This is a case where a Judge was critical of the Local Authority’s use of the phrase “disguised compliance”. I know that it is a phrase that sometimes puts hackles up
Pink Tape sums up very well just how annoying some people find the phrase – though her particular issue is that it should be “disguised non-compliance”
http://www.pinktape.co.uk/rants/mini-vent/
(I’m going to suggest in this piece that the problem is not the phrase or the concept, it is throwing the label around when there’s no evidence that it is happening. It is when people just assert that it has happened without going to the bother of proving it with evidence. It is a similar sort of effect when people describe a child’s description of abuse as a “disclosure” rather than an “allegation” – because the former implies that the child must be telling you something true, and the latter is a more accurate description of the account of abuse until such time as a Court makes decisions about whether it happened)
Disguised compliance is a recognised phenomenon in child protection, and one that frequently comes up in Serious Case Reviews , it is generally defined thus:-
Disguised compliance involves parents giving the appearance of co-operating with child welfare agencies to avoid raising suspicions and allay concerns. Published case reviews highlight that professionals sometimes delay or avoid interventions due to parental disguised compliance.
Click to access factsheet-disguised-compliance1.pdf
So it can be a real thing, and it can be a real problem that professionals need to be aware of. Professionals failing to spot the difference between a parent who has genuinely changed and is trying their best and one who is trying it on, have ended up with children who were seriously harmed or worse. It was, for example, a major feature in the Victoria Climbie Serious Case Review, also in the Peter Connolly one.
A sceptical enquiring mind is appropriate – the mind should be open to both possibilities and assess the evidence.
The difficulty, of course, is the differential diagnosis – a situation could be disguised compliance, or it could be a parent genuinely doing everything that they are being asked to do.

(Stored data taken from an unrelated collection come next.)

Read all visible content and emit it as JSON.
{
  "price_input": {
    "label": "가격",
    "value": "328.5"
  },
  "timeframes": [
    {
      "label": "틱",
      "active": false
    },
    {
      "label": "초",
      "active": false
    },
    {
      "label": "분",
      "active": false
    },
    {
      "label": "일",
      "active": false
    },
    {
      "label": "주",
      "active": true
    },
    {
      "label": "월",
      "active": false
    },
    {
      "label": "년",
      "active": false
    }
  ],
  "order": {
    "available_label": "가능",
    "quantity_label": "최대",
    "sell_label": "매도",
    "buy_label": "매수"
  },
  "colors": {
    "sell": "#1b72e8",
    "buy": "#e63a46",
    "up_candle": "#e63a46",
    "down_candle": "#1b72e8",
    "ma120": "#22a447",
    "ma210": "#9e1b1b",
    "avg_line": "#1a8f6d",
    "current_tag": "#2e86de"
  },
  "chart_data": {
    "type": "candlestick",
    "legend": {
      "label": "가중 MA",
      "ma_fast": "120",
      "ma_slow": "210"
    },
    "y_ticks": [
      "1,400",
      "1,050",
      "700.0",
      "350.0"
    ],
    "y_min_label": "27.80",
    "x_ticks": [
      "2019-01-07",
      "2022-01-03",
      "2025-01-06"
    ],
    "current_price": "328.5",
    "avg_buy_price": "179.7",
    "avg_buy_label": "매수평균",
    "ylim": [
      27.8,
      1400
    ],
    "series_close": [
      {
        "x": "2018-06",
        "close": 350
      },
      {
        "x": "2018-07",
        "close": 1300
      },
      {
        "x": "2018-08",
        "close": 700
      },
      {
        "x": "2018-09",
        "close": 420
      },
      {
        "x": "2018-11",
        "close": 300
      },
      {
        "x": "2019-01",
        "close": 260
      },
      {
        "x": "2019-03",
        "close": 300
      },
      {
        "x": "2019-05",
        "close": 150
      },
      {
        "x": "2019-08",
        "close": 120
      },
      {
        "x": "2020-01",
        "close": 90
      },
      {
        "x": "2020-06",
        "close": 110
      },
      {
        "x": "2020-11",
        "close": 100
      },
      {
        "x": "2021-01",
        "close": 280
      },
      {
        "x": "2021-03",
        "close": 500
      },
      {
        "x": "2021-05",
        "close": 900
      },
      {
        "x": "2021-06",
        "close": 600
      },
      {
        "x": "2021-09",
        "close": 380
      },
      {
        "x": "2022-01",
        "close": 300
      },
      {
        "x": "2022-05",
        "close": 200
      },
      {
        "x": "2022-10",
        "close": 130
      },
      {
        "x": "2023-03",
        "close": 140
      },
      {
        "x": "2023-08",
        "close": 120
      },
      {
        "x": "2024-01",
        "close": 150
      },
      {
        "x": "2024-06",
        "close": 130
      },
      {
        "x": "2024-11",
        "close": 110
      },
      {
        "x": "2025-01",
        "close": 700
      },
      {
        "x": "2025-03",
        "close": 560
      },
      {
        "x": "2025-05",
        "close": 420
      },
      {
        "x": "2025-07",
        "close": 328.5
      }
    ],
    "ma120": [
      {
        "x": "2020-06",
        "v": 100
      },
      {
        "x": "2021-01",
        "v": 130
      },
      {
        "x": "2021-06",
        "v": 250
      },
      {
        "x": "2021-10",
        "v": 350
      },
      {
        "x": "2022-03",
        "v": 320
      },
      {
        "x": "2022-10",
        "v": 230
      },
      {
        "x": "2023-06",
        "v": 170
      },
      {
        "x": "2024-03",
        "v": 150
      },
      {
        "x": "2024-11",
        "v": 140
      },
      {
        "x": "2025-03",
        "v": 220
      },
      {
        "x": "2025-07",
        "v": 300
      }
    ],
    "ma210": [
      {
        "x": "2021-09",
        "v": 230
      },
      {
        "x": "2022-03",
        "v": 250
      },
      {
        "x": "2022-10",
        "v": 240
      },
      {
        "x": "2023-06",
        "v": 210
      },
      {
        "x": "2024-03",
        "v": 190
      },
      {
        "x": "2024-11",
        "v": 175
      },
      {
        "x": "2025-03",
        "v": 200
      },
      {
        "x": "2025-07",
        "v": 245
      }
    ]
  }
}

If for example, a Local Authority say to a mother, we want you to separate from father and not have contact with him, and allow us to make unannounced visits and improve the home conditions, there are instances where this is exactly what the mother does and that’s positive evidence of change and a good indicator for the future. However, there are cases where the parents pretend to have separated and see each other secretly and everything on the surface looks the same as the mother who has really made those changes. The latter would be disguised compliance. Someone pretending to have changed, but not having really done it.
The issue, of course, is that simply looking at a parent and labelling what they are doing as “disguised compliance” is an allegation – that the parent is not really changed and is not trustworthy. And if you are as the State making an allegation, then the burden is on you to prove it, and you have to provide evidence to that effect. Simply labelling someone’s behaviour as “disguised compliance” is not sufficient.
If a parent is doing everything that you have asked them to do, then you can’t simply undermine that by saying “Ah, but it is just disguised compliance” – that’s like having your cake and eating it. The LA seem to be in a position of being able to criticise someone for not doing what they were asked to, but also being able to criticise them for doing it. Obviously, if there’s evidence that someone’s attitude and insight has not changed, or that they are not actually doing what they claim to be, that’s a different matter – depending on the evidence.
It may well be very sensible to have in mind that a given set of facts could be genuine change or it could be disguised compliance, and to assess the situation and check how you are monitoring, but if you can’t provide the evidence that what the mother is doing is disguised compliance, you cannot just write all of the observed changes off by saying that’s what it is. The law, and the Courts, work on evidence, not mere suspicion or speculation.
DV (Adoption or Rehabilitation) 2016
http://www.bailii.org/ew/cases/EWFC/OJ/2016/B12.html
The Local Authority repeatedly use a phrase critical of the mother when they say that she has engaged in ‘disguised compliance’. It may be that their terminology is loose, but I find that it is not supported by any recent evidence. Indeed, the social worker is happy to praise the mother’s engagement and was positively enthusiastic about the counselling which was underway. Certainly, the children’s guardian was rejecting of the criticism implicit in the phrase ‘disguised compliance’. The guardian told me that the mother now recognised the need for change, she wanted to change, she had fully engaged with everything that had been offered, and she was in the process of change.
The Judge, having heard all of the evidence in the case was satisfied that the mother genuinely had separated from the father, and had learned from her mistakes and was working genuinely to make and sustain changes, and therefore refused the plan for adoption – the child was returned to the mother’s care.